I am Using CDH 6.2.1

I have a workflow that has map-reduce action. The map-reduce job creates a lot of counters (I think m/r job produces ~300 counters).

I have set the cdh/yarn/config mapreduce.job.counters.max property to 8192.

I have also set the:

  • YARN Service Advanced Configuration Snippet (Safety Valve) for yarn-site.xml
  • YARN Service MapReduce Advanced Configuration Snippet (Safety Valve)
  • MapReduce Client Advanced Configuration Snippet (Safety Valve) for mapred-site.xml

If I run the map-reduce job as a stand-alone yarn job (using yarn jar command on the command-line), the job completes successfully.
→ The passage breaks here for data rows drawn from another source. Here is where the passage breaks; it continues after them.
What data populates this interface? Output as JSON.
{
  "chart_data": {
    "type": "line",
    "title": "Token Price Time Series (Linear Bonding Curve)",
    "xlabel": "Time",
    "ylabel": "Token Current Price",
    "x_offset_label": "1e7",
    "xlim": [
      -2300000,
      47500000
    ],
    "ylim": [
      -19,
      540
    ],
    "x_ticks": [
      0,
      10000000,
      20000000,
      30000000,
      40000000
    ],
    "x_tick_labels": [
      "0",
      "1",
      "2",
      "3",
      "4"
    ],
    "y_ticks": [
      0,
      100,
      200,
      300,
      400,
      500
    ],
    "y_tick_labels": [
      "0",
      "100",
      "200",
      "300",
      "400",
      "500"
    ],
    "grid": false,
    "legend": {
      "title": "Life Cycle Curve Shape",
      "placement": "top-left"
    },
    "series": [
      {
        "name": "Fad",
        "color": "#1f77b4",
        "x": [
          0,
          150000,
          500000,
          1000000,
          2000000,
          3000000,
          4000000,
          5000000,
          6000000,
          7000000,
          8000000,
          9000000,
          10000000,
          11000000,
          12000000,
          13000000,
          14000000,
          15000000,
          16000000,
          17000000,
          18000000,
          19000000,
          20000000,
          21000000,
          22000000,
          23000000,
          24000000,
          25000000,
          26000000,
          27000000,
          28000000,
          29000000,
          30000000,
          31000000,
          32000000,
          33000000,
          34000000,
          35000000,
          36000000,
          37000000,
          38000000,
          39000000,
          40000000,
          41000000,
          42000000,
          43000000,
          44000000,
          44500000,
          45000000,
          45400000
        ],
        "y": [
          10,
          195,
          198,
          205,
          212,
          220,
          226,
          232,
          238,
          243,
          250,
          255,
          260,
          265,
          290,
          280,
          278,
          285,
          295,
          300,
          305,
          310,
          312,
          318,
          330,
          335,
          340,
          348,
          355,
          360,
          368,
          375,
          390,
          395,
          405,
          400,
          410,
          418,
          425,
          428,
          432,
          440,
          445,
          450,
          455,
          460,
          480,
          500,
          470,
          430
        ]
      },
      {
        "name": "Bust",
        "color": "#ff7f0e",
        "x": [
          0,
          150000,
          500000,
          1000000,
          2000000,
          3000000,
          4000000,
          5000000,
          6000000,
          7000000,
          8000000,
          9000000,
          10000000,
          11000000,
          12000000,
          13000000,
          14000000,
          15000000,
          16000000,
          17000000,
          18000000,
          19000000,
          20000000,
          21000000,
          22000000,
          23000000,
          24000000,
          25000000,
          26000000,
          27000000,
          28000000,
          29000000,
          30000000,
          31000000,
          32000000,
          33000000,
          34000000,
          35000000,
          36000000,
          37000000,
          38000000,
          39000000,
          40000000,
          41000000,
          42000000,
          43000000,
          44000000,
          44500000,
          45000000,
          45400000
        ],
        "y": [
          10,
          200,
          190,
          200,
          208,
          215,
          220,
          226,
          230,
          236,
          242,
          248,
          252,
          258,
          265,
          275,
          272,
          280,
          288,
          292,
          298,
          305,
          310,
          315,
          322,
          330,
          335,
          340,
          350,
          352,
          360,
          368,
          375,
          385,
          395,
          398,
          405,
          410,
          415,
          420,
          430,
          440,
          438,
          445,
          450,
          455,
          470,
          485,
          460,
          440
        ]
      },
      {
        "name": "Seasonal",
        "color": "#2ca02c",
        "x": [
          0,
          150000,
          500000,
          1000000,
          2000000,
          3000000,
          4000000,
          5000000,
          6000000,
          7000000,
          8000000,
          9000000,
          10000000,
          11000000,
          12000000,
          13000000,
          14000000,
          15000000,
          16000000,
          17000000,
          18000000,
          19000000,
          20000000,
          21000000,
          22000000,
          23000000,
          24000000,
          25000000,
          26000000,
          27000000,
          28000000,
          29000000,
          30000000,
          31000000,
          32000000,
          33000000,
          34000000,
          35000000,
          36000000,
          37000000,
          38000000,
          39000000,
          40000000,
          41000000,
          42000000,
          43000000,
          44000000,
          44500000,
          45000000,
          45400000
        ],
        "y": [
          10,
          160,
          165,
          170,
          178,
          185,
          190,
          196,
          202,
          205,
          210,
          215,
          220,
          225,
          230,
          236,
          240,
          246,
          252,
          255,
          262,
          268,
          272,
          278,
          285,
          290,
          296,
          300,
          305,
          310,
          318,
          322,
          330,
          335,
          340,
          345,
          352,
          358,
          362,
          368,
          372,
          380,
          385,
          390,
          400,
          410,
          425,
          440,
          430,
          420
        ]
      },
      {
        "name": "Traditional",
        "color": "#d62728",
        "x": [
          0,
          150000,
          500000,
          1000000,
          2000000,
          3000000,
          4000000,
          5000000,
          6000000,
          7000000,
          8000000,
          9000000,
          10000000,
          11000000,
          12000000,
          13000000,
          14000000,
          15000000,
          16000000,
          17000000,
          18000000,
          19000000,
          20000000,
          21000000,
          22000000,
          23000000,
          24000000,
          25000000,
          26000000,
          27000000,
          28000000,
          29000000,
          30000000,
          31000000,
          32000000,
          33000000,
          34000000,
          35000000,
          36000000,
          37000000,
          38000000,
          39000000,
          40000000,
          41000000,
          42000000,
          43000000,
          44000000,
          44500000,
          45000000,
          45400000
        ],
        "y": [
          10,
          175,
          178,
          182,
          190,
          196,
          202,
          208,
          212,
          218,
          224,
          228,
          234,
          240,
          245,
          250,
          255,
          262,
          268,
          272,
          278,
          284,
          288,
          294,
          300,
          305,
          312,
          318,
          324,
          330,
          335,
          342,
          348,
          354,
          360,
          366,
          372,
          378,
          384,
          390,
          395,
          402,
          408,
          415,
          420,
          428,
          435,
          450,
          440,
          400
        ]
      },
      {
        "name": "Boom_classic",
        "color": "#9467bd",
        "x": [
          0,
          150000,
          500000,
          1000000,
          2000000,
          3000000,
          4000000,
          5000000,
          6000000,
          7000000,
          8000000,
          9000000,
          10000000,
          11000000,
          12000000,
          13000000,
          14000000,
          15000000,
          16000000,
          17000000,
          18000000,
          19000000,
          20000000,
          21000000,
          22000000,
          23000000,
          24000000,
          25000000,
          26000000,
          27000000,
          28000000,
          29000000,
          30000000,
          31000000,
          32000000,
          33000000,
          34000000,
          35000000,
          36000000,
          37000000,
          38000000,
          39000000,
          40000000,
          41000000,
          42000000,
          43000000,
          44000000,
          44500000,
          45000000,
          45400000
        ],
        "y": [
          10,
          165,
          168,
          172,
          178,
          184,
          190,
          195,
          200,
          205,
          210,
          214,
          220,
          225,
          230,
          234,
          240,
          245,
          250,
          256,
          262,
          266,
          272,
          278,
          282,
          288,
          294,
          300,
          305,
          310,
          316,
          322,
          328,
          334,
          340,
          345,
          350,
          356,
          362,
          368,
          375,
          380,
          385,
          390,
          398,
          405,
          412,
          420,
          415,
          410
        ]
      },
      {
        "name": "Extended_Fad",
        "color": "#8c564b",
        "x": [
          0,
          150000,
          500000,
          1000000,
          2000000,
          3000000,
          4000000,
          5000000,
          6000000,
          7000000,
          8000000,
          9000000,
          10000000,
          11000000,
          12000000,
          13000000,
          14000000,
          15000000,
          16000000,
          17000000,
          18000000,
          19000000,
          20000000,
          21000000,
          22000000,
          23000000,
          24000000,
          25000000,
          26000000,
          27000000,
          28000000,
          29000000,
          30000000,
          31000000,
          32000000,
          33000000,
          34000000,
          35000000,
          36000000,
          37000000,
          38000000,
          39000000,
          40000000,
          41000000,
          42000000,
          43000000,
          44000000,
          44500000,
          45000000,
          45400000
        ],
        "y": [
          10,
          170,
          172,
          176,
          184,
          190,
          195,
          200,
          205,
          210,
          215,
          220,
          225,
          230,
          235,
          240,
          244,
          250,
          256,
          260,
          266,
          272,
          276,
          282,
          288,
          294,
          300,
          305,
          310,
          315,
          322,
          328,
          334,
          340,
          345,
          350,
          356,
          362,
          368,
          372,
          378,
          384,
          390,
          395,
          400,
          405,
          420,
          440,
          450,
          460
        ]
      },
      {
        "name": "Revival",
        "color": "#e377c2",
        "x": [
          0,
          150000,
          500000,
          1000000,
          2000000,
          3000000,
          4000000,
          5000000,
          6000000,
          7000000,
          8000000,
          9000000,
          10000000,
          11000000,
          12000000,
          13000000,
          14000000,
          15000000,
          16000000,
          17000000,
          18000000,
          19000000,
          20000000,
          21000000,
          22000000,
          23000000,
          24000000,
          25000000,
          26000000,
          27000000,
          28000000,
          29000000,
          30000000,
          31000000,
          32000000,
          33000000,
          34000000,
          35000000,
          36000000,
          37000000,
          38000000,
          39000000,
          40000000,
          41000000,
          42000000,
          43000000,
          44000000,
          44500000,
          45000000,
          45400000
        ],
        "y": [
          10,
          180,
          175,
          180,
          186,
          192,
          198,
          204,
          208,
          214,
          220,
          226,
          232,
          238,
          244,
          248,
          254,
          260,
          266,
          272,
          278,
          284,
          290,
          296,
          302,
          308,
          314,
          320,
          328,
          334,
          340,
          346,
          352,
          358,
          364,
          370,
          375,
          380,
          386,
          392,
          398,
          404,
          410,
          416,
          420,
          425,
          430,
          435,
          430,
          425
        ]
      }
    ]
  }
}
When I run the job as part of the workflow:

  • On Yarn/All Applications Page I see that: the oozie launcher job completes successfully.
  • On Yarn/All Applications Page I see that: the map/reduce job completes successfully.
  • However oozie fails the job reporting: LimitExceededException: Too many counters: 121 max=120

The configuration for the mapreduce job & oozie launcher as reported by yarn has the setting:

<property>
     <name>mapreduce.job.counters.max</name>
     <value>8192</value>
     <final>true</final>
     <source>yarn-site.xml</source>
</property>

Oozie web interface System-Info/OS-Env reports that the following HADOOP_CONF_DIR: /var/run/cloudera-scm-agent/process/459-oozie-OOZIE_SERVER/yarn-conf/

In that folder I can see that the mapred-site.xml also has:

    <!--'mapreduce.job.counters.max', originally set to '8192' (final), is overridden below by a safety valve-->
  <property>
    <name>mapreduce.job.counters.max</name>
    <value>8192</value>
    <final>true</final>
  </property>

However I cannot find that property in the yarn-site.xml.

I am not sure what else I can do at this point...

1

There are 1 best solutions below

0
On

This is an oozie issue which has been resolved. However, it is not available in the current version of cloudera.

I am posting this here, in case anyone else has the same issue.